Tomlinson made several small but significant steps toward balance on our taxpayer-subsidized airwaves, nudging the creation of two right-leaning talk programs - "Tucker Carlson Unfiltered" and "The Journal Editorial Report" - and both suffered from the TV equivalent of crib death. Liberals really erupted when they learned Tomlinson secretly hired someone to assess the political balance of some PBS and NPR programs. This initiative was doomed, not only because the internal bureaucracy would never tolerate it, but because proving liberal bias at PBS is beyond easy. It's like proving Rosie O'Donnell has a liberal bias: is it really necessary to conduct a study?

The Left maintains an iron grip on PBS with all the maturity and sophistication that a four-year-old hangs on to a Happy Meal toy. The motto of their public and private campaign against Tomlinson's alleged transgressions should have been "Mine! Mine! All Mine!"

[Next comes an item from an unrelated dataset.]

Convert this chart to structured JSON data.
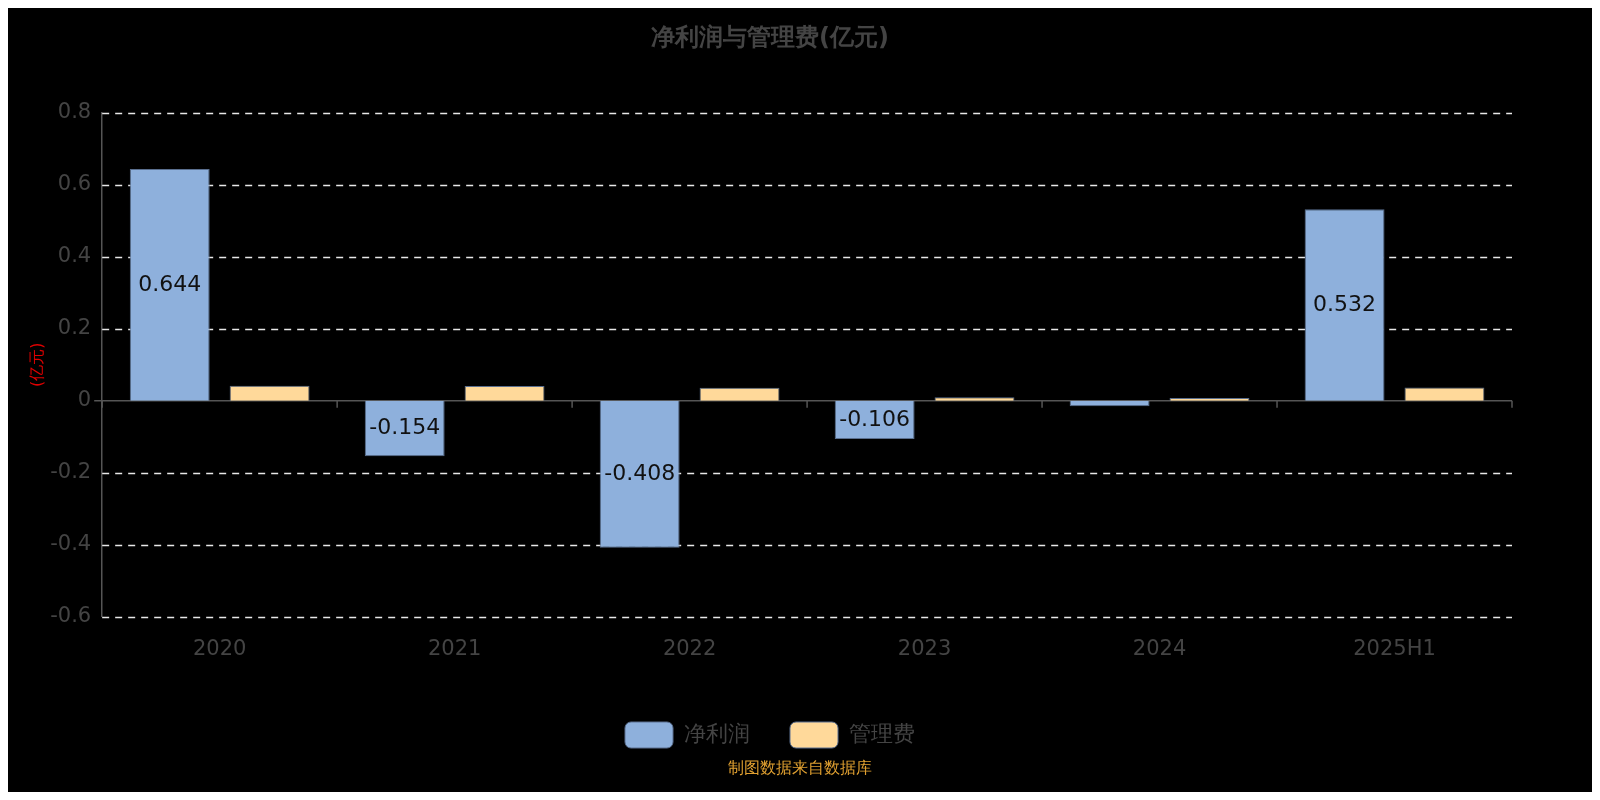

Tomlinson is long gone and Democrats now control Congress. But another step was necessary for the reemergence of classic PBS propaganda: the return of Bill Moyers. He was back to full-time fulminating duties on April 25 with a special titled "Buying the War." The entire thesis of this 90-minute taxpayer-funded lecture? The national media were willing cogs in the neoconservative machine that took America to war. How is this for PBS balance: Moyers didn't allow a single conservative, neo- or otherwise, to challenge this ludicrous idea. Oh, there were assorted clips of conservatives (yours truly included) speaking in the months after 9/11, but only to "prove" his case for a noxious "patriotism police" which would not allow dissent.

He did invite far-left media critics like Eric Boehlert and Norman Solomon to echo his conspiracy theory that the major media were stuffed with sticky pro-Bush saps. But then, Moyers also added major media players, from disgraced CBS anchor Dan Rather to former CNN boss Walter Isaacson, to agree with him that they were all woefully lacking in anti-war fervor.

In the same week, defense expert Frank Gaffney was telling a far different story - in fact, the opposite story. Unlike Moyers, Gaffney had proof. Back in the Tomlinson era, CPB pursued the idea of a broad-based documentary series on how America would respond to the post-9/11 world. Gaffney's documentary proposal on "Islam vs. Islamism," focusing on moderate Muslims' efforts to challenge Islamofascists, was given a green light as one installment in the 11-part series called "America At The Crossroads."

But once Tomlinson was out, the permanent liberal bureaucracy kicked into gear. The series was shipped to PBS D.C. superstation WETA. They promptly expressed horror that anyone would allow Gaffney anywhere near a PBS production because of his "day job" with a conservative advocacy group. They wanted Gaffney fired as an executive producer. When that didn't happen, they censored the film, refusing to air it.

This is a clear double standard. Take Moyers as Exhibit A. Even as he constantly produces PBS programming, he has an advocacy-group job as well, as president of the leftist Schumann Center for Media and Democracy, and no one inside PBS has ever cared.

There was one "neocon" film that did air in the series, titled "The Case for War," which starred conservative theorist Richard Perle. The PBS ombudsman, Michael Getler - who, to be fair, has occasionally faulted shows for a liberal tilt - came unglued that Perle was allowed so much access to PBS viewers.

"I personally find the decision to produce this film, as it has turned out, to be a stunning avoidance of the real crossroad that we are at and an abdication of journalistic principal [sic] on the most crucial issue of our time and our future," Getler protested on the PBS website. "This was not the subject or the time, in my opinion, on which to have a 'point of view' film controlled by an advocate." Getler added that the film had a "propaganda tone" and "it is structured so that Perle always has the last word and controls the flow."

To Getler, it is an abdication of journalism to allow antiquated and disproven conservative arguments on PBS. But how could Getler watch the Moyers propaganda special and not see how that spectacle was obviously structured so that Moyers always had the last word - the only word!

There is only one journalistic principle and one standard for the liberals who dominate PBS. It's mine. It's not yours.